Validation of these new Dutch charts is now essential. First, concerns have been raised about the models used for customised charts and the unverified hypotheses that underpin the construction method.⁸ Gardosi's method consists of quantifying the impact of the selected characteristics on birthweight at 40 weeks of gestation and then modelling individualised norms at each gestational age. This assumes that there is a proportional effect of foetal and maternal characteristics throughout pregnancy. However, their effect on weight may be stronger at birth than in the third or the second trimesters of pregnancy, which could limit the performance of these charts.⁸ That is why it is important to validate customised charts using estimated foetal weight data as well as birthweight data, as this directly evaluates their utility for identifying foetuses at risk during pregnancy.

Second, the growth charts should be evaluated using perinatal health outcomes. One study adapted Gardosi et al.'s method to create charts adjusted at the national level to allow international comparisons.⁹ Using national charts, adapted to the populations' characteristics, rather than a unique international chart, was better at identifying newborn infants at risk of stillbirth and neonatal death.
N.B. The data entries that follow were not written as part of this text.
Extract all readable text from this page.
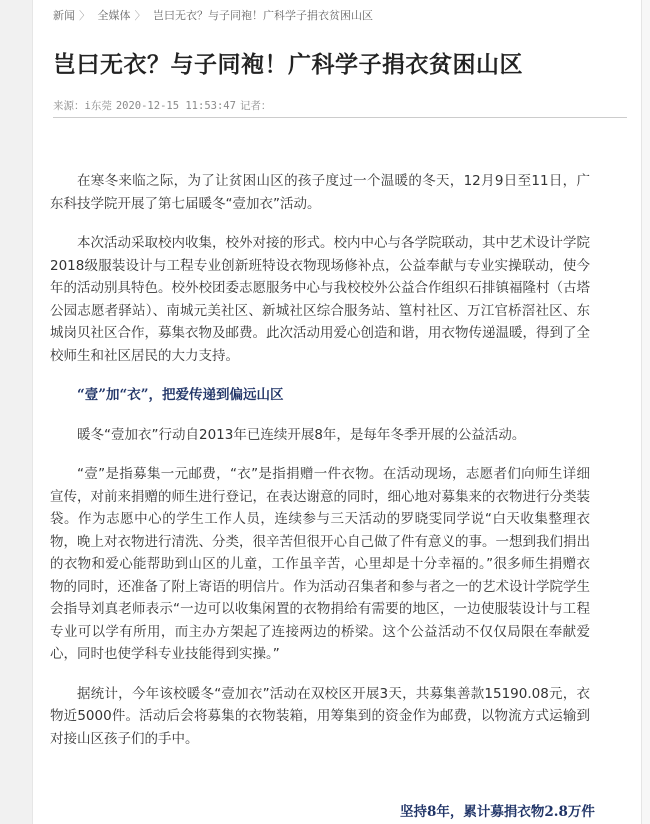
新闻 〉 全媒体 〉 岂曰无衣？与子同袍！广科学子捐衣贫困山区
岂曰无衣？与子同袍！广科学子捐衣贫困山区
来源：i东莞 2020-12-15 11:53:47 记者：

在寒冬来临之际，为了让贫困山区的孩子度过一个温暖的冬天，12月9日至11日，广东科技学院开展了第七届暖冬“壹加衣”活动。

本次活动采取校内收集，校外对接的形式。校内中心与各学院联动，其中艺术设计学院2018级服装设计与工程专业创新班特设衣物现场修补点，公益奉献与专业实操联动，使今年的活动别具特色。校外校团委志愿服务中心与我校校外公益合作组织石排镇福隆村（古塔公园志愿者驿站）、南城元美社区、新城社区综合服务站、篁村社区、万江官桥滘社区、东城岗贝社区合作，募集衣物及邮费。此次活动用爱心创造和谐，用衣物传递温暖，得到了全校师生和社区居民的大力支持。

“壹”加“衣”，把爱传递到偏远山区

暖冬“壹加衣”行动自2013年已连续开展8年，是每年冬季开展的公益活动。

“壹”是指募集一元邮费，“衣”是指捐赠一件衣物。在活动现场，志愿者们向师生详细宣传，对前来捐赠的师生进行登记，在表达谢意的同时，细心地对募集来的衣物进行分类装袋。作为志愿中心的学生工作人员，连续参与三天活动的罗晓雯同学说“白天收集整理衣物，晚上对衣物进行清洗、分类，很辛苦但很开心自己做了件有意义的事。一想到我们捐出的衣物和爱心能帮助到山区的儿童，工作虽辛苦，心里却是十分幸福的。”很多师生捐赠衣物的同时，还准备了附上寄语的明信片。作为活动召集者和参与者之一的艺术设计学院学生会指导刘真老师表示“一边可以收集闲置的衣物捐给有需要的地区，一边使服装设计与工程专业可以学有所用，而主办方架起了连接两边的桥梁。这个公益活动不仅仅局限在奉献爱心，同时也使学科专业技能得到实操。”

据统计，今年该校暖冬“壹加衣”活动在双校区开展3天，共募集善款15190.08元，衣物近5000件。活动后会将募集的衣物装箱，用筹集到的资金作为邮费，以物流方式运输到对接山区孩子们的手中。

坚持8年，累计募捐衣物2.8万件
Evaluating the charts' ability to identify births at increased risk of complications is of major importance to guide the choice of which chart to use in clinical practice and to underpin recommendations to adopt them.

Customised growth charts are recommended by the UK Royal College of Obstetricians and Gynaecologists, the New Zealand Maternal Fetal Medicine Network and the Institute of Obstetricians and Gynaecologists at the Royal College of Physicians of Ireland.¹⁰ These charts represent a real opportunity for more individualised care and better differentiation between constitutional and pathological growth. However, improvements are still necessary to deal with the methodological limitations raised about the hypotheses underlying the modelling of the customised charts, as well as the practical limits of this approach which relies on routinely available data on foetal and maternal characteristics. The study by Zeegers et al. contributes to providing new knowledge for the path forward.

The authors declare no conflicts of interest.